In more normal times, the Philippine central bank might be strengthening the peso to boost Manila’s overseas purchasing power. But holding down the peso is a boon for the senders of overseas remittances on which Southeast Asia’s fourth-biggest economy relies. The $30 billion-plus in cash that overseas workers send home each year plugs fiscal holes and finances domestic consumption.
Espenilla must take care to defend the BSP’s global credibility as the economic reform drive championed by Duterte’s predecessor, Benigno Aquino, falls by the wayside. Manila is enjoying the China-like growth Aquino’s heavy lifting generated. Aquino’s moves from 2010 to 2016 to increase government revenues, attack graft, increase accountability and take on the powerful Catholic Church to impose population control won Manila its first-ever investment-grade ratings.
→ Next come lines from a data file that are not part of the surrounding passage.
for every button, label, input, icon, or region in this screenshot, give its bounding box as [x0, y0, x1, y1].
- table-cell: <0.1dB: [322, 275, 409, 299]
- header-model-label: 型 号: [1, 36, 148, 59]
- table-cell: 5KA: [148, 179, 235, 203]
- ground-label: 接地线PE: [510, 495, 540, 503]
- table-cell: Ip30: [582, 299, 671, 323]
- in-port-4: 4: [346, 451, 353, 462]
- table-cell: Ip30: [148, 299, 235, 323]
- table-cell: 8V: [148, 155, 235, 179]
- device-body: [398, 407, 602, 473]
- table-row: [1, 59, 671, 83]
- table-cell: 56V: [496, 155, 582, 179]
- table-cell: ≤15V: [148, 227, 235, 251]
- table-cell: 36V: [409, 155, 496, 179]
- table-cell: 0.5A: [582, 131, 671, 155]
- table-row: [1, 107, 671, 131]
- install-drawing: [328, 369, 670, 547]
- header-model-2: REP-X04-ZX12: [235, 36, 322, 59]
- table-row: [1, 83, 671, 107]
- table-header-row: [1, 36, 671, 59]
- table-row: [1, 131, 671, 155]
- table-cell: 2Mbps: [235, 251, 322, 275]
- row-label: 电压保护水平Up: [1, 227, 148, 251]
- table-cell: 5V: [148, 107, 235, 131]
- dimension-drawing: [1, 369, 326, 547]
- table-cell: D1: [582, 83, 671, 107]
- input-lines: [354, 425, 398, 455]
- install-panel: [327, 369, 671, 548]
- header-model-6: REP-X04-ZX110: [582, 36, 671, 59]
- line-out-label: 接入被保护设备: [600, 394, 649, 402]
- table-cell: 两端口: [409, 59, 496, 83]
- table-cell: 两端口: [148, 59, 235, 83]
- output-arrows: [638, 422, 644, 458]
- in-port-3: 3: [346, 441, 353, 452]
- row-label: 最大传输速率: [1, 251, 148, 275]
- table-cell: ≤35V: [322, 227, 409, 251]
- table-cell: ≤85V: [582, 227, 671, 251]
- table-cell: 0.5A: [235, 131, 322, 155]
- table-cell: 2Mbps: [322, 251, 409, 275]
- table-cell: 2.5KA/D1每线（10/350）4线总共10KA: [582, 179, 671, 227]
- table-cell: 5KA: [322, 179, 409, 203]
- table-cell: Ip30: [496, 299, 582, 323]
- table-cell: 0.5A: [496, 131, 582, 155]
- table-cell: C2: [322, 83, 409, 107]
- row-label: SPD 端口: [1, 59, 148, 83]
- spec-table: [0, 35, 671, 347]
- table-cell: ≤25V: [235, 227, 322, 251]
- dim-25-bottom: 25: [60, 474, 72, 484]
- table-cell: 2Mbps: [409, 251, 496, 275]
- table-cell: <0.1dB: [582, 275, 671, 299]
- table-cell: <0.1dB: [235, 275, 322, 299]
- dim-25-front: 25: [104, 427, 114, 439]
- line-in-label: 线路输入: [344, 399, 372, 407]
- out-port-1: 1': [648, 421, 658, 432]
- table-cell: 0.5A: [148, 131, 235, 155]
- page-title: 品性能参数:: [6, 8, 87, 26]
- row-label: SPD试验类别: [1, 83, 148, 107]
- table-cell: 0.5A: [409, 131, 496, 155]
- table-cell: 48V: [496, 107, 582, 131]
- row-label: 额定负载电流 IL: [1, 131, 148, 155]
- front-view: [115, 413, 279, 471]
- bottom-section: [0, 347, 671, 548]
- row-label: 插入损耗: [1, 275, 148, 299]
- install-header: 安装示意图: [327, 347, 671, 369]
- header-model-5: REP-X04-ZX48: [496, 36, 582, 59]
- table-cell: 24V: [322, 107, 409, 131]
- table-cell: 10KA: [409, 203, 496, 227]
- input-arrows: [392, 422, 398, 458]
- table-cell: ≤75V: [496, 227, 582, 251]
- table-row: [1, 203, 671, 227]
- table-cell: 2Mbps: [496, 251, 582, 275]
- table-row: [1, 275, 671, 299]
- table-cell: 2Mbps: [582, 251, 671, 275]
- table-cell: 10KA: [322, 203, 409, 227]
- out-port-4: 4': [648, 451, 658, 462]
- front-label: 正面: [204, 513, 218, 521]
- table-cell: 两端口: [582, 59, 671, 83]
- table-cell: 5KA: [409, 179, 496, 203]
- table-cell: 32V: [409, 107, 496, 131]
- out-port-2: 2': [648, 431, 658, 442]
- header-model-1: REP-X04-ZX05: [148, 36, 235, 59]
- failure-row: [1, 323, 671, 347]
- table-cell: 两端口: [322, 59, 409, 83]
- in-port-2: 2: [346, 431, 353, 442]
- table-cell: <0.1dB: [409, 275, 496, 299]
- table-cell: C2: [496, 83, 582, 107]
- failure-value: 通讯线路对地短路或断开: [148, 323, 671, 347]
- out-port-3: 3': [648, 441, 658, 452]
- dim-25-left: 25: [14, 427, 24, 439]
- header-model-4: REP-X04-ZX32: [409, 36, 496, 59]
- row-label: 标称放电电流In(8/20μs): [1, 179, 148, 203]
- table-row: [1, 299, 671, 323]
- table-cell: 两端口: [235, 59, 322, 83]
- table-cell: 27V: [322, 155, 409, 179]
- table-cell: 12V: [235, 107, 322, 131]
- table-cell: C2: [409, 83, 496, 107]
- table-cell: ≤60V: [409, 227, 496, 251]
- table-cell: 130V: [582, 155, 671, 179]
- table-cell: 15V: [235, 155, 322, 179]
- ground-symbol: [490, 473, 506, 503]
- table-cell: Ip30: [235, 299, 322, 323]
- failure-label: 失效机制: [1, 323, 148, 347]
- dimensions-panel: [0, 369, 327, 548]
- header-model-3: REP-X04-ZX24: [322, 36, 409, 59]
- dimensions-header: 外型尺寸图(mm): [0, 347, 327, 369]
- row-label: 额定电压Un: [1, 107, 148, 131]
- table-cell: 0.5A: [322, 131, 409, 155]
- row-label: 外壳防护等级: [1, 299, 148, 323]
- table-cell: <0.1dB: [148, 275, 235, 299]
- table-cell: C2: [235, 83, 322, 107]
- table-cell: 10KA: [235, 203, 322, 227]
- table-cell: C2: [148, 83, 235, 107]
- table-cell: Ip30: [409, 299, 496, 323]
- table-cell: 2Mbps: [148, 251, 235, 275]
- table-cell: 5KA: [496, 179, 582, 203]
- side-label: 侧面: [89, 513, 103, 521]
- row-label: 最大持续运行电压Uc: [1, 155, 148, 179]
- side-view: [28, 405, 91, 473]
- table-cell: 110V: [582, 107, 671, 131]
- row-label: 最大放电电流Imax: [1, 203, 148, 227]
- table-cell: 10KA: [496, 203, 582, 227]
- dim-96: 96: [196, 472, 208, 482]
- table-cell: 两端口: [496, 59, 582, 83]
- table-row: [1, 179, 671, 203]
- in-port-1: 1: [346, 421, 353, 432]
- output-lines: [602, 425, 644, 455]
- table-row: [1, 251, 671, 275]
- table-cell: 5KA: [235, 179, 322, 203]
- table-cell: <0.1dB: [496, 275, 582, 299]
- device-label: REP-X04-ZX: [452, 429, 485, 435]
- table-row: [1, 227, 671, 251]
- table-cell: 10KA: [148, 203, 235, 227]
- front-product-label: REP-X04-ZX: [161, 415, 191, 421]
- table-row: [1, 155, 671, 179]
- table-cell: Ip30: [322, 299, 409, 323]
Rather than accelerate and broaden Aquino’s revival scheme, Duterte pivoted to a war of choice on drug dealers and users that is tarnishing the national brand.
Even his perceived successes deserve to be questioned — including infrastructure. Duterte ran on cutting bureaucracy, something he excelled at during 22 years as mayor of Davao City in the south. True to form, he greenlighted giant new projects at a dizzying pace. Trouble is, the process has been far too opaque. Duterte reverted to the government-led projects of old instead of the more accountable public-private-partnership model favored by his predecessor. The fear is that the Philippines will see a return of the rent-seeking, excessive debt and environmental neglect that once drew “Sick Man of Asia” references.
Then there is the more obvious fallout: An uncoordinated rush of construction is exacerbating the road traffic jams Duterte was elected to reduce. A 2015 University of the Philippines study estimated congestion in the capital alone costs almost $50 million in lost output per day. An unconscionable waste in a nation suffering from one of Southeast Asia’s highest poverty rates.
There is little the BSP can do about gridlock. There is much it can do to protect the economic foundations underneath. That means acting faster to contain inflation. If pressures seen in food, oil and other vital goods persist, the BSP may be forced to play catch-up in ways that shock markets already on edge.
It also might put Espenilla more directly in the crosshairs of a president who, Donald Trump-style, is more interested in winning news cycles than respecting institutions. Even so, Espenilla and his team have a job to do. It is a no-brainer that if they do not get ahead of inflation, traders will sooner or later force them to take emergency action that would risk rocking the markets and destabilizing the peso.
William Pesek is a Tokyo-based journalist and author of “Japanization: What the World Can Learn from Japan’s Lost Decades.” He has written for Bloomberg and Barron’s.